Saturday, 30 May 2009

Brewing with sugar

I told you it was sugar week.

I'd never realised there were so many different ways of adding sugar to the wort. I'd sort of assumed it was always added in the copper.


Sugar and syrup are used in large quantities, and by many brewers, for all descriptions of ales, porters and stouts, but like raw grain more as adjuncts to than as substitutes for malt. In 1847 sugar was first allowed to be used in brewing, and in 1874 all kinds of sugar and syrup were so allowed; under the head of statistics will be seen how this privilege has been used. The proportion used in any brewing varies greatly, ranging from 5 to 40 per cent. of the entire weight of mashing materials. Brewing with sugar requires far less labour than the ordinary malt brewing does, for the sugar is so easily and so quickly dissolved, either by condensed steam, by hot water, or by hot wort. Some have recommended that when cane sugar is used it should be introduced into the mash-tun with the other materials, in which case it would partly undergo conversion to a directly fermentable sugar, but if there were no other objection there would be the loss in draining to be considered. Often the sugar meets the malt wort in the underback; either it is placed in this vessel in the dry state or it is first dissolved ; in either case the mixed wort is pumped into the copper as a whole. Frequently, however, the sugar, dry or in solution, is let direct into the copper; sometimes a platform or cage holding it is suspended in the boiling wort until the sugar is dissolved. Other brewers add the sugar at a later stage, namely, in the hop-back, where the boiling wort on its way to the cooler dissolves the sugar or mixes itself with the sugar solution. It is preferable that the malt and sugar worts should at least meet in the copper, for thorough boiling of the saccharine material has a beneficial effect, and is a safeguard against its impurities.
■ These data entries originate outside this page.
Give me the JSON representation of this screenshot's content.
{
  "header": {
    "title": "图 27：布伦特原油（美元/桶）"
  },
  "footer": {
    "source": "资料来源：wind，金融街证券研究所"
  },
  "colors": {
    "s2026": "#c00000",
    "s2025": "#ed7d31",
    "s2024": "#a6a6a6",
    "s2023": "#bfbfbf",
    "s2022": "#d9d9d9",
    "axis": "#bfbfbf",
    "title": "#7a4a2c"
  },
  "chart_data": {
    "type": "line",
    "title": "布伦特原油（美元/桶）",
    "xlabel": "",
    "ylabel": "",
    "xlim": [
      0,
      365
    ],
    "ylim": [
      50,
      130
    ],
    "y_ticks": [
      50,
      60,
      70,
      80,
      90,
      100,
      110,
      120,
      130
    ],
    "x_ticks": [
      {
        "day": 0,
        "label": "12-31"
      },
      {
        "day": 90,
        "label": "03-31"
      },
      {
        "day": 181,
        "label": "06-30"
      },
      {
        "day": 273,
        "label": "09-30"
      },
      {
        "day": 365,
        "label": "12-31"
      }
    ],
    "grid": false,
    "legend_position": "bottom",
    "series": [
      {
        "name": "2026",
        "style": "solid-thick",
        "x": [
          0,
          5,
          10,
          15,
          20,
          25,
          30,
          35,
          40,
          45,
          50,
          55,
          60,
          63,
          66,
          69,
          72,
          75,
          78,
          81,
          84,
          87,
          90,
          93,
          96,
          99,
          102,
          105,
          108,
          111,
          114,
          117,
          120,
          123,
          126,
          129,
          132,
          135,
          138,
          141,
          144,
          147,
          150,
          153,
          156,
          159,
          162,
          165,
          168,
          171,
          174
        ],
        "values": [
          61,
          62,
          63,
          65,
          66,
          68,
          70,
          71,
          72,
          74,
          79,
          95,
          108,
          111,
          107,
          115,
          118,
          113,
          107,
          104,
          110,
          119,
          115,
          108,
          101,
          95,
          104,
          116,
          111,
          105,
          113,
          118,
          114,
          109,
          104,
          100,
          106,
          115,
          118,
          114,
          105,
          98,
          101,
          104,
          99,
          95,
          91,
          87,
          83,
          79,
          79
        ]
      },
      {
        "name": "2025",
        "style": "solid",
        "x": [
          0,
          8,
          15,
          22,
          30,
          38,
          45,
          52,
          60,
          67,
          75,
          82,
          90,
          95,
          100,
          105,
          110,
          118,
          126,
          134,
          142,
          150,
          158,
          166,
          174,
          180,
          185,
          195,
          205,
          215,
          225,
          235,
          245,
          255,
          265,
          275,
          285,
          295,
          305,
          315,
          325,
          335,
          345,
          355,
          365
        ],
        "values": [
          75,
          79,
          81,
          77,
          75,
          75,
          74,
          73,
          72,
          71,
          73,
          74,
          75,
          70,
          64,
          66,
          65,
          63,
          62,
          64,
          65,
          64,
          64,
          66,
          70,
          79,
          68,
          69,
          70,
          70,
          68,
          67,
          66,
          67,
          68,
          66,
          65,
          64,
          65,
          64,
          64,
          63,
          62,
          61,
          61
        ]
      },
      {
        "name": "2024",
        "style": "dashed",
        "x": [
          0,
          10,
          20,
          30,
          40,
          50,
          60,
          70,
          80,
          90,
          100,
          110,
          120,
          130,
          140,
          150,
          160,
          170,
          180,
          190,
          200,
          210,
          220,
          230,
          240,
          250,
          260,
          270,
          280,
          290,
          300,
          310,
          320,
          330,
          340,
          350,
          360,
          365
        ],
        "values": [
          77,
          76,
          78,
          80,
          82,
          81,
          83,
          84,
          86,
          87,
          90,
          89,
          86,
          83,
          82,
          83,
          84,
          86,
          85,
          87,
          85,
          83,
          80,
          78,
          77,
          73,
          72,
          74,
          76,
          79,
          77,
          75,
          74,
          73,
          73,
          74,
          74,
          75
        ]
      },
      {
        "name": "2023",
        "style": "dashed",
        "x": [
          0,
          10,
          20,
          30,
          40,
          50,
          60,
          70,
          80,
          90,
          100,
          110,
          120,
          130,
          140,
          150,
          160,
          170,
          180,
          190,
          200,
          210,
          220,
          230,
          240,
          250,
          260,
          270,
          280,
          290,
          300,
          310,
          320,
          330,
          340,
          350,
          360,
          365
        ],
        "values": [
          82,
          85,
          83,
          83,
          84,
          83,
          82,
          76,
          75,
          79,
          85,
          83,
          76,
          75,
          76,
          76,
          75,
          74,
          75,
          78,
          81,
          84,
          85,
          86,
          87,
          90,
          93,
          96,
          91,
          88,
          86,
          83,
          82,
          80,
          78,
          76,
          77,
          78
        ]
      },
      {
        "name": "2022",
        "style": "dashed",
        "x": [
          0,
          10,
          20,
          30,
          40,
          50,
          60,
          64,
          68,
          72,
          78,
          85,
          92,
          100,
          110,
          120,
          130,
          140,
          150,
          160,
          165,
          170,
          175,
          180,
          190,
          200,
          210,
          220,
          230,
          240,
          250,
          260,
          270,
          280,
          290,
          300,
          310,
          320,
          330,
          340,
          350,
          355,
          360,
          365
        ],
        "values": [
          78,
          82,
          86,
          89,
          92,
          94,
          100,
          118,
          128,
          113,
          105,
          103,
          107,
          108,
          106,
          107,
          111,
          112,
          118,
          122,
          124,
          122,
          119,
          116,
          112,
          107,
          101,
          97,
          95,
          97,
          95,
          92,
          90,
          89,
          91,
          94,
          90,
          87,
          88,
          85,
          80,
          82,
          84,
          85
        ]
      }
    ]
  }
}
Moreover, by being so boiled together the two kinds of wort get thoroughly mixed together and with the hop extract, so that a perfect and equable solution is obtained; but if the sugar is placed in the hop- back these advantages may not occur, or may only partially occur, and a sticky wort may pass through the coolers and over the refrigerator, rendering the cleaning of these vessels more difficult. If the sugar wort does not meet the other wort until the fermenting vessels are reached, a preliminary boiling of the sugar wort should certainly have taken place, and even then there will be the difficulty of mixing the two kinds of wort in the fermenting vessels to be considered."
"A study of the history and of the art of brewing" by J. A. Nettleton, 1883, page 39

When were specialist brewing sugars first developed? I'm wondering about that one. Earlier that 1884, in any case. That''s the year of the Garton's advert above.


Anonymous said...

Great piece of history.
If you can track down some sugar recipe, I think i'll name a beer after you! I really think that, just like the end of Porter, the use of sugar in british brewing is another field full of false truth...

Ron Pattinson said...

It's only just dawning on me how vital sugar is to the story of British brewing. I know, I'm slow.

I keep finding more topics to research. I'm never going to finish, am I?